I saw the first towering grain silos across central Illinois. They looked as if they had been erected centuries ago by wheat pharaohs… but then came the white turbines whose difference in scale from the already ridiculous silos kicks me in the flight response nerve. They are something truly alien and hostile to inner,feral me. I don’t like that I can see them from airplanes. They look like evil klansman robots crawling slowly across the subjugated farmlands. Since I had last driven the I-55, the 35 and the 40 by day, THOUSANDS of giant wind turbines had been erected across the middle of the country and they seem to pin the tightly homogenized crops onto the surface of Earth. At night they blink in eerily synchronized red lights that cover the entire horizon. Only nature is supposed to cover the entire horizon. It makes me incredibly uneasy. It is farmland, and yet the only time I saw cows between Illinois and Texas was on a massive, reeking feedlot. The “industry” of farming here is despair. Right before Amarillo I saw a huge pile of turbines destroyed by an ice storm. I was so relieved that they could die, and that it was nature who killed them.

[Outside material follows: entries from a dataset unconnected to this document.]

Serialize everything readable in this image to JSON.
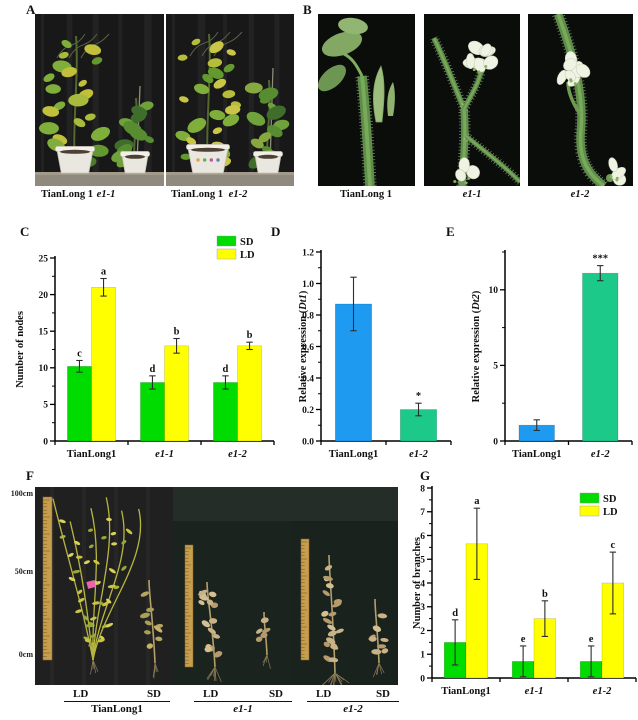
{
  "panels": {
    "a": {
      "label": "A",
      "photo1": {
        "label1": "TianLong 1",
        "label2": "e1-1"
      },
      "photo2": {
        "label1": "TianLong 1",
        "label2": "e1-2"
      }
    },
    "b": {
      "label": "B",
      "photo1": {
        "label": "TianLong 1"
      },
      "photo2": {
        "label": "e1-1"
      },
      "photo3": {
        "label": "e1-2"
      }
    },
    "c": {
      "label": "C"
    },
    "d": {
      "label": "D"
    },
    "e": {
      "label": "E"
    },
    "f": {
      "label": "F",
      "scale_top": "100cm",
      "scale_mid": "50cm",
      "scale_bottom": "0cm",
      "group1": {
        "c1": "LD",
        "c2": "SD",
        "name": "TianLong1"
      },
      "group2": {
        "c1": "LD",
        "c2": "SD",
        "name": "e1-1"
      },
      "group3": {
        "c1": "LD",
        "c2": "SD",
        "name": "e1-2"
      }
    },
    "g": {
      "label": "G"
    }
  },
  "colors": {
    "sd_green": "#00dc00",
    "ld_yellow": "#ffff00",
    "bar_blue": "#1e9bf0",
    "bar_green": "#1cc988"
  },
  "chart_data": [
    {
      "panel": "C",
      "type": "bar",
      "ylabel": "Number of nodes",
      "ylim": [
        0,
        25
      ],
      "ytick": 5,
      "yminor": 2.5,
      "ydecimals": 0,
      "grid": false,
      "legend_position": "top-right",
      "categories": [
        {
          "text": "TianLong1",
          "italic": false
        },
        {
          "text": "e1-1",
          "italic": true
        },
        {
          "text": "e1-2",
          "italic": true
        }
      ],
      "series": [
        {
          "name": "SD",
          "color": "#00dc00",
          "values": [
            10.2,
            8,
            8
          ],
          "errors": [
            0.8,
            0.9,
            0.9
          ],
          "sig": [
            "c",
            "d",
            "d"
          ]
        },
        {
          "name": "LD",
          "color": "#ffff00",
          "values": [
            21,
            13,
            13
          ],
          "errors": [
            1.2,
            1,
            0.5
          ],
          "sig": [
            "a",
            "b",
            "b"
          ]
        }
      ],
      "legend": [
        {
          "label": "SD",
          "color": "#00dc00"
        },
        {
          "label": "LD",
          "color": "#ffff00"
        }
      ]
    },
    {
      "panel": "D",
      "type": "bar",
      "ylabel": "Relative expression (Dt1)",
      "ylabel_italic": "Dt1",
      "ylim": [
        0,
        1.2
      ],
      "ytick": 0.2,
      "yminor": 0.1,
      "ydecimals": 1,
      "grid": false,
      "categories": [
        {
          "text": "TianLong1",
          "italic": false
        },
        {
          "text": "e1-2",
          "italic": true
        }
      ],
      "series": [
        {
          "name": "expression",
          "colors": [
            "#1e9bf0",
            "#1cc988"
          ],
          "values": [
            0.87,
            0.2
          ],
          "errors": [
            0.17,
            0.04
          ],
          "sig": [
            "",
            "*"
          ]
        }
      ]
    },
    {
      "panel": "E",
      "type": "bar",
      "ylabel": "Relative expression (Dt2)",
      "ylabel_italic": "Dt2",
      "ylim": [
        0,
        12.5
      ],
      "ytick": 5,
      "yminor": 2.5,
      "ydecimals": 0,
      "grid": false,
      "categories": [
        {
          "text": "TianLong1",
          "italic": false
        },
        {
          "text": "e1-2",
          "italic": true
        }
      ],
      "series": [
        {
          "name": "expression",
          "colors": [
            "#1e9bf0",
            "#1cc988"
          ],
          "values": [
            1.05,
            11.1
          ],
          "errors": [
            0.35,
            0.5
          ],
          "sig": [
            "",
            "***"
          ]
        }
      ]
    },
    {
      "panel": "G",
      "type": "bar",
      "ylabel": "Number of branches",
      "ylim": [
        0,
        8
      ],
      "ytick": 1,
      "yminor": 0.5,
      "ydecimals": 0,
      "grid": false,
      "legend_position": "top-right",
      "categories": [
        {
          "text": "TianLong1",
          "italic": false
        },
        {
          "text": "e1-1",
          "italic": true
        },
        {
          "text": "e1-2",
          "italic": true
        }
      ],
      "series": [
        {
          "name": "SD",
          "color": "#00dc00",
          "values": [
            1.5,
            0.7,
            0.7
          ],
          "errors": [
            0.95,
            0.65,
            0.65
          ],
          "sig": [
            "d",
            "e",
            "e"
          ]
        },
        {
          "name": "LD",
          "color": "#ffff00",
          "values": [
            5.65,
            2.5,
            4
          ],
          "errors": [
            1.5,
            0.75,
            1.3
          ],
          "sig": [
            "a",
            "b",
            "c"
          ]
        }
      ],
      "legend": [
        {
          "label": "SD",
          "color": "#00dc00"
        },
        {
          "label": "LD",
          "color": "#ffff00"
        }
      ]
    }
  ]
}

The border of New Mexico offered some relief. Endless plateau landscape dotted with tiny, crumbling brick huts. Big birds in the sky; abandoned gas stations along Route 66, some that I even remember being open 10 years ago; big tough busted up cottonwood trees ponting their wind-splintered fingers toward the sky. And the clouds… sigh. They remind me of all the Southwest desert landscape films of the 80s that made me want to run toward Arizona at full speed. Raising Arizona, Wild at Heart, Bagdad Cafe, True Stories, and so on. Which makes me wonder, where did you guys in the 80s Southwest want to escape to since you already were living in the canvas of endless space and sunlight?
And there’s that restless feeling again; I could leave The Lung today… start over, assume a new identity, become a better version if not a new person. A crack would form down my back like a cicada nymph and I could crawl out and dry my lighter, smarter winged self in the sun. I’d never look back. Such a cliche, and even the idea of escaping is a slightly nauseating show of privilege. It’s a real feeling that does hurt though, especially because I love The Lung and its resident species and its moods. Maybe one day I will feel like I belong somewhere for more than a couple years without the inner-screamies. Maybe I just belong in transit?

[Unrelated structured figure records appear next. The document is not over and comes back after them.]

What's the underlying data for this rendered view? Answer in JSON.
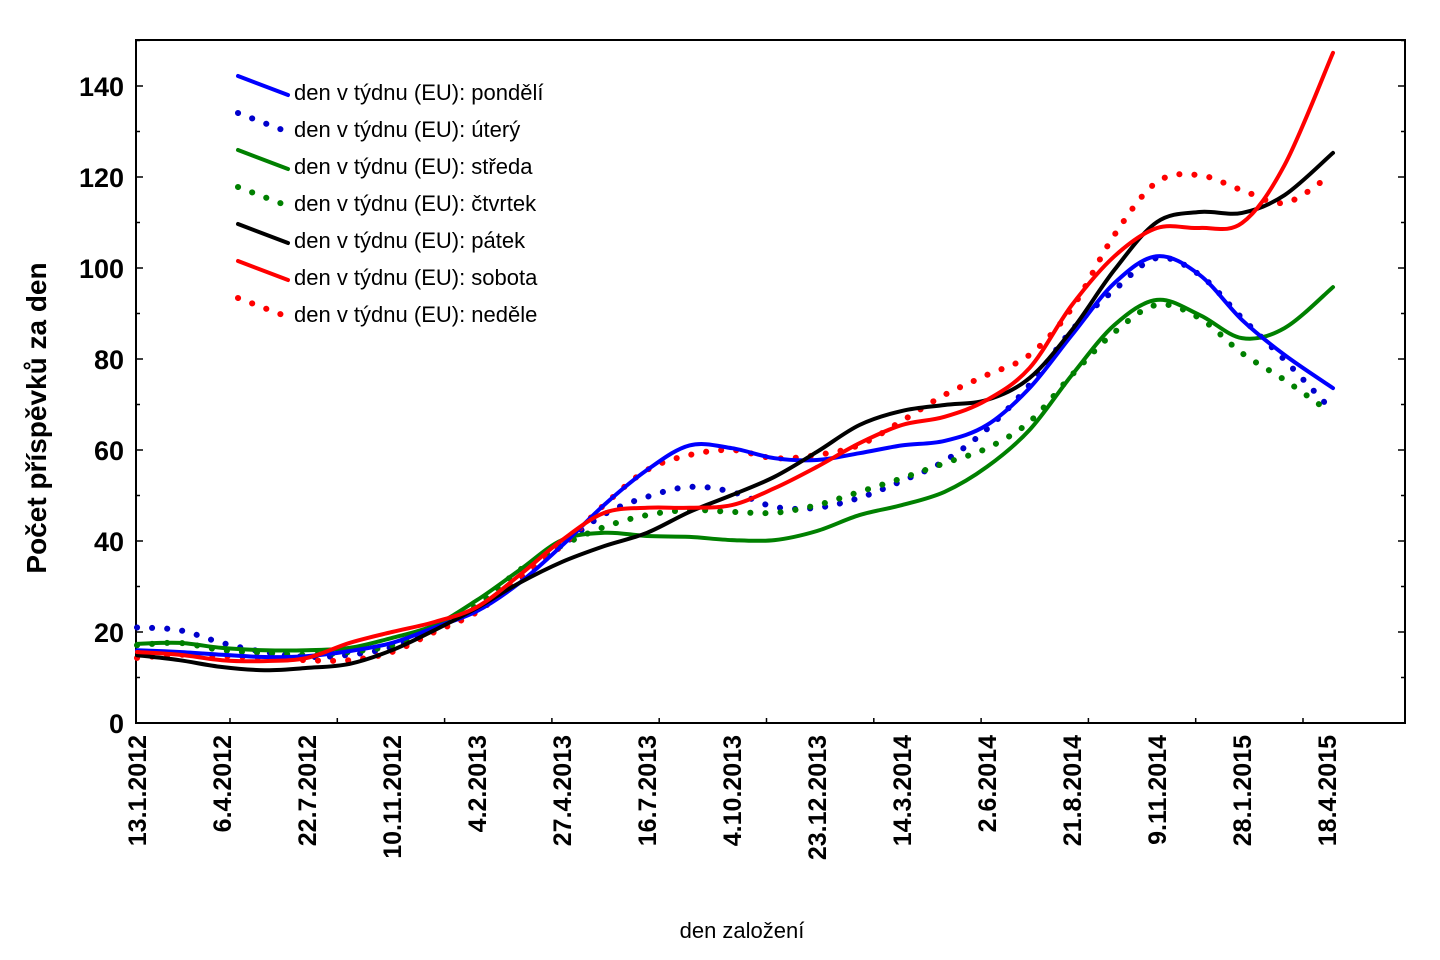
{
  "chart_data": {
    "type": "line",
    "title": "",
    "xlabel": "den založení",
    "ylabel": "Počet příspěvků za den",
    "ylim": [
      0,
      150
    ],
    "yticks": [
      0,
      20,
      40,
      60,
      80,
      100,
      120,
      140
    ],
    "yminor_step": 10,
    "grid": false,
    "legend_position": "top-left",
    "categories": [
      "13.1.2012",
      "6.4.2012",
      "22.7.2012",
      "10.11.2012",
      "4.2.2013",
      "27.4.2013",
      "16.7.2013",
      "4.10.2013",
      "23.12.2013",
      "14.3.2014",
      "2.6.2014",
      "21.8.2014",
      "9.11.2014",
      "28.1.2015",
      "18.4.2015"
    ],
    "x_note": "values sampled at each category label and midway between labels (29 samples)",
    "series": [
      {
        "name": "den v týdnu (EU): pondělí",
        "color": "#0000ff",
        "style": "solid",
        "values": [
          16,
          15.6,
          15,
          14.5,
          14.7,
          15.8,
          17.6,
          21,
          24.6,
          30.8,
          39,
          48,
          55.6,
          61,
          60.4,
          58.2,
          57.8,
          59.3,
          61,
          62,
          65.5,
          73.6,
          85.3,
          96.7,
          102.6,
          98.5,
          88.6,
          80.9,
          73.6
        ]
      },
      {
        "name": "den v týdnu (EU): úterý",
        "color": "#0000cc",
        "style": "dotted",
        "values": [
          21,
          20.4,
          17.6,
          15.6,
          14.5,
          15,
          16.7,
          21,
          25.3,
          31.4,
          39,
          45.9,
          49.7,
          51.9,
          50.8,
          47.5,
          47.3,
          49.5,
          53.2,
          57.6,
          64.6,
          74.3,
          86.4,
          95.2,
          102.2,
          98.5,
          89,
          79.8,
          69.9
        ]
      },
      {
        "name": "den v týdnu (EU): středa",
        "color": "#008000",
        "style": "solid",
        "values": [
          17.4,
          17.6,
          16.5,
          16,
          16,
          16.5,
          18.7,
          21.5,
          27,
          33.6,
          40.2,
          41.8,
          41.1,
          40.9,
          40.2,
          40.2,
          42.2,
          45.7,
          47.9,
          50.8,
          56.3,
          64.4,
          76.5,
          87.5,
          93,
          89.7,
          84.6,
          86.8,
          95.8
        ]
      },
      {
        "name": "den v týdnu (EU): čtvrtek",
        "color": "#008000",
        "style": "dotted",
        "values": [
          17.1,
          17.6,
          16,
          15.4,
          15,
          15.6,
          17.1,
          21,
          25.9,
          33.6,
          39,
          43.1,
          45.7,
          46.8,
          46.4,
          46.2,
          47.9,
          50.8,
          53.8,
          57.1,
          60.4,
          66.2,
          76.5,
          85.9,
          91.9,
          89,
          81.3,
          75.4,
          68.8
        ]
      },
      {
        "name": "den v týdnu (EU): pátek",
        "color": "#000000",
        "style": "solid",
        "values": [
          14.9,
          13.8,
          12.3,
          11.6,
          12.1,
          13,
          16,
          20.4,
          25.3,
          30.8,
          35.4,
          38.9,
          41.8,
          46.4,
          50.1,
          54.1,
          59.6,
          65.5,
          68.6,
          69.9,
          71,
          75.8,
          86.4,
          99.6,
          110.1,
          112.3,
          112.1,
          116,
          125.3
        ]
      },
      {
        "name": "den v týdnu (EU): sobota",
        "color": "#ff0000",
        "style": "solid",
        "values": [
          15.6,
          15,
          13.8,
          13.6,
          14.3,
          17.6,
          20,
          22.2,
          25.5,
          32.5,
          40.2,
          46.2,
          47.3,
          47.3,
          47.9,
          51.6,
          56.3,
          61.5,
          65.5,
          67.3,
          71,
          78,
          91.9,
          102.6,
          108.8,
          108.8,
          109.9,
          122.6,
          147.3
        ]
      },
      {
        "name": "den v týdnu (EU): neděle",
        "color": "#ff0000",
        "style": "dotted",
        "values": [
          14.3,
          15,
          14.7,
          14.3,
          13.8,
          13.8,
          15.6,
          20,
          24.4,
          31.9,
          39,
          48,
          55.6,
          58.9,
          60,
          58.2,
          58.9,
          61.1,
          66.4,
          72.1,
          76.5,
          80.9,
          91.2,
          107.3,
          118.9,
          120.4,
          117.1,
          114.3,
          119.8
        ]
      }
    ]
  }
}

I grew up in the 80s in the Southwest, practically on the border between NM and AZ (and I can tell you, if anyone thinks the sun-baked weirdness of Raising Arizona was exaggerated for cinematic purposes, I can testify that it was NOT!) Being from a tiny nowhere town I could only dream of a City, any City...just somewhere where SOMETHING was happening (that something being punk rock shows, mostly! ...I ended up in Dallas, sooo...Meh?)

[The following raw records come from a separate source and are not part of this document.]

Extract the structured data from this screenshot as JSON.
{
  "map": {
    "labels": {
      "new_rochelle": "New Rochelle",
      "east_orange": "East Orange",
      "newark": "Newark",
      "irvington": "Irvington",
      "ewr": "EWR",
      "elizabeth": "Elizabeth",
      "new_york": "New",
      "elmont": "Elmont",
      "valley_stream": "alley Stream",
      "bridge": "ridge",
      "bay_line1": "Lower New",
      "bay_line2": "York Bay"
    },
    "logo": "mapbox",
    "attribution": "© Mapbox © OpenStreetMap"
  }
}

But, the infinitude of the desert sky...the endless blue day and at night, the STARS, oh the STARS -- I miss it the most...to the point where if I don't visit often enough I start to feel antsy, like I need to go back and recharge by laying out under the desert night sky and soaking in the universe...
Oh, and the green chile, of course!😄
As a SW 80s kid, I could only think about being somewhere green. I didn't realize how majestic the sky was. I see it now, when I go back to visit. But, when I was in my 20s all I wanted was green trees, to walk to cafes, and the ocean (hence moving to the Bay). I wanted to be an oceanographer but I was surrounded by desert :-). I now love both and consider them both "home."